A third controversial question is why it took the British government so long to liberate the Channnel Islands. D-day was on 6 June 1944. Yet, the Channel Islands were not liberated until almost a year later, on 9 May 1945. The lateness of liberation is quite remarkable, given the proximity of the islands to mainland Britain. Even much larger countries much further afield, such as Denmark, the Netherlands, and Norway were liberated ahead of the Channel Islands. It is difficult to escape the conclusion that the islands were simply not a priority for London.


If so, the long delay in liberating the islands is especially damning, because the delay ended up having very serious consequences for the islands' populations. Cut off from supplies, the Channel Islanders experienced outright famine: 


“ …civilian rations for a week had been reduced to: 2ozs butter or margarine, 7ozs flour, 3ozs sugar, 1ozs salt, 4ozs meat, 5ozs bread. Substitute foods were essential to try and bolster these ever-dwindling rations. Tea was made from carrots or nettle leaves. Coffee from parsnips. Sultanas and currants were made with dried sugar beet and salt from sea water. The average person in England at this time was consuming 3,500 calories per day, whereas people in the Channel Islands could only consume 1,137 calories. This figure dropped to as low as 900 calories…” (Source:  https://www.bailiwickexpress.com/jsy/news/75-years-remembering-ss-vega/)


Why did the British government ignore the plight of its own people in the Channel Islands for so long? Why did the British government not even organise food drops?


Fortunately, others stepped in, notably Sweden. Under the banner of the International Committee of the Red Cross, the Swedish ship SS Vega, laden with food, docked in St. Peter Port, Guernsey, on 27 December 1944. After unloading provisions, it proceeded to do the same in Jersey three days later. By June 1945, SS Vega had made no fewer than six visits to the Channel Islands. Without this effort, many islanders would have starved to death.

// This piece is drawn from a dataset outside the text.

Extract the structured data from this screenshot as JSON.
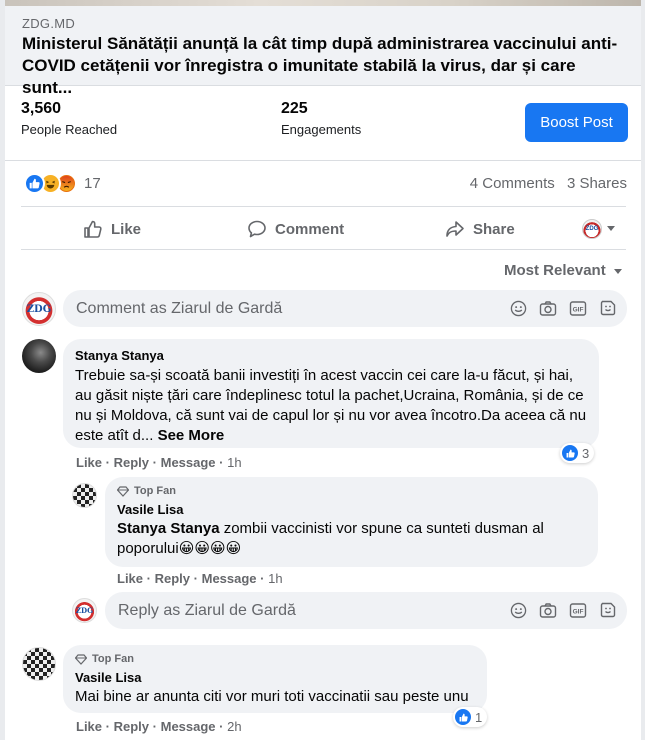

A final uncomfortable question takes us full circle back to Alderney and the Nazi concentration camps: why were no one prosecuted for the gross human rights abuses that took place in the camps? A brief inquiry undertaken by the Judge Advocate General’s office after the end of hostilities established that the human rights abuses at Alderney were “similar to Belsen”, with widespread “harsh punishments, terrible working and living conditions, and torture.” Yet, Carl Hoffman, who was the commandant of Alderney, was kept in British custody only until 1948 at which time he was allowed to return home. He was never prosecuted and lived in peace in Germany until his death in 1974. The British government only admitted the truth of Hoffman's fate in 1983 after having maintained up to that point a straight-up lie that Hoffman had been handed over to the Soviets and executed. Why was Hoffman protected and never prosecuted? Why did the British government lie about his fate? 


The broder question raised by Alderney is why governments, including the British government, do not own up to their war-time sins. The reason is likely that the truth soils carefully constructed self-images of decency and self-sacrifice. Even today, so long after the events of World War II, the questions raised by Alderney sit oddly alongside the image Britain seeks to project to itself and the outside world, not least in current Brexit-induced nationalist frenzy.


But the people of the Channel Islands are all too aware of the uncomfortable questions. They know Great Britain fell well short of expectations. On the wall of Albert Pier in St. Helier in Jersey an inscription in the rock reads: 


“On 30th December 1944, when this Island was facing starvation, the Swedish ship S.S. Vega berthed here with the first of six cargoes of food and medical supplies despatched from Lisbon by the International Committee of the Red Cross. Never has any ship in this port been so welcome. “


The emphasis is mine. This inscription tells you everything you need to know. SS Vega ought to have been a British ship. Britain failed the Channel Islands. The British people are no different from people in other countries after all. Perhaps it is time for Britain to finally stop gloating about World War II and face up to this fact.